はしょうふう
破傷風
破傷風菌が傷口から体内に侵入して、けいれんや呼吸障害などを引き起こす病気
8人の医師がチェック 134回の改訂 最終更新: 2024.06.04

Beta 破傷風のQ&A

    破傷風の原因、メカニズムについて教えて下さい。

    破傷風は、破傷風菌(Clostridium tetani)が産生する毒素の一つである神経毒素が痙攣をひき起こす感染症です。

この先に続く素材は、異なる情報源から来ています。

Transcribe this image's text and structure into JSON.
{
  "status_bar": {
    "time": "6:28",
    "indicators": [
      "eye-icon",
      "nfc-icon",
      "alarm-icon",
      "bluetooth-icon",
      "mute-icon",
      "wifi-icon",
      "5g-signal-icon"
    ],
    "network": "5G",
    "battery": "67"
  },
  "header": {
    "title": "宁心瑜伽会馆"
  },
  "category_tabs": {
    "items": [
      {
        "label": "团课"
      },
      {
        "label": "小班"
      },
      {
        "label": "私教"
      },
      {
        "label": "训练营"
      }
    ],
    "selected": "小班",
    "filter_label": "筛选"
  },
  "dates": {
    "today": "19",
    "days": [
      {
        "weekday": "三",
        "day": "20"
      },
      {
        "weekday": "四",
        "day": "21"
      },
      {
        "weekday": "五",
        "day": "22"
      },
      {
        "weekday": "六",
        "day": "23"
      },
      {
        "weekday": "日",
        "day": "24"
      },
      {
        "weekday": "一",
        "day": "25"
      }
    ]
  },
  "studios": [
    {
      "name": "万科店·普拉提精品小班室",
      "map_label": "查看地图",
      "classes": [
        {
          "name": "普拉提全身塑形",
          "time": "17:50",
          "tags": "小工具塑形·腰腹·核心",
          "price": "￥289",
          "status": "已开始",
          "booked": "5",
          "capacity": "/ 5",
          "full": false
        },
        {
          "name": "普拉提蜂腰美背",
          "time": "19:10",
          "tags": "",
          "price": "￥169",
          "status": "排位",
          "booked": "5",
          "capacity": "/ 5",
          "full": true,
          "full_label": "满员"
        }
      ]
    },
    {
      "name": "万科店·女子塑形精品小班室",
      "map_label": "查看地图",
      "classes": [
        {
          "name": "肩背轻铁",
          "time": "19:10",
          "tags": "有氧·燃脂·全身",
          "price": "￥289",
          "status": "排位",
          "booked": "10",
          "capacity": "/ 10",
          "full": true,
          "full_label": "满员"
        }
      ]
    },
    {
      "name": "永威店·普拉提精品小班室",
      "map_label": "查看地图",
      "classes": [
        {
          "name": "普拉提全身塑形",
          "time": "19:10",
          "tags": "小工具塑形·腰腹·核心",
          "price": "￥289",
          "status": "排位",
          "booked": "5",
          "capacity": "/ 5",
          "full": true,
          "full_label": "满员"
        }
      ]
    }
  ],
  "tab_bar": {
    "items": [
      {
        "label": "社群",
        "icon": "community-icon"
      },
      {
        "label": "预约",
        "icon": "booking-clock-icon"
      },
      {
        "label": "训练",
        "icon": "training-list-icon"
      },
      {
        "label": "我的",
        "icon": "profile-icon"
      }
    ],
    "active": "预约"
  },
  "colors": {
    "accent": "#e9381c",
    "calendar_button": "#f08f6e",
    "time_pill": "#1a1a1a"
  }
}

    破傷風菌は土壌中に広く常在し、 何らかの原因で生じた人間の傷口から体内に侵入します。侵入した破傷風菌は感染部位で増殖して破傷風毒素を産生します。破傷風の特徴的な症状である強直性痙攣は破傷風毒素が主な原因であり、潜伏期間(3-21日)の後に局所の症状(痙笑、開口障害、嚥下困難など)から始まります。その後、全身症状(呼吸困難や後弓反張など)に移行し、重篤な患者では呼吸筋の麻痺により窒息死することがあります。

    破傷風は、どのくらいの頻度で起こる病気ですか?

    2000年以降は1年間に100人前後の患者(致命率:20-50%)が報告されています。また、これらの患者の95%以上が30才以上の成人です。

    破傷風は、他人にうつる病気ですか?

    基本的に土壌にいる破傷風菌が問題となるので人から人へ感染することは心配しなくて良いです。しかし、人に咬みつかれて感染した報告は少ないながら存在します。

    破傷風は、遺伝する病気ですか?

    感染による急性疾患ですので、治癒すれば遺伝の心配はないと考えて良いです。

    破傷風は、どんな症状で発症するのですか?

    患者は通常3-21日の潜伏期を経て特有の症状を呈しますが、その段階は次の4期に分けられます。

    第一期:潜伏期の後、顔面神経の麻痺が生じることから口を開けにくくなり、歯が噛み合わされた状態になります。その他には、全身倦怠感・咽頭痛・首筋の張り・寝汗・歯ぎしりなどの症状も出てきます。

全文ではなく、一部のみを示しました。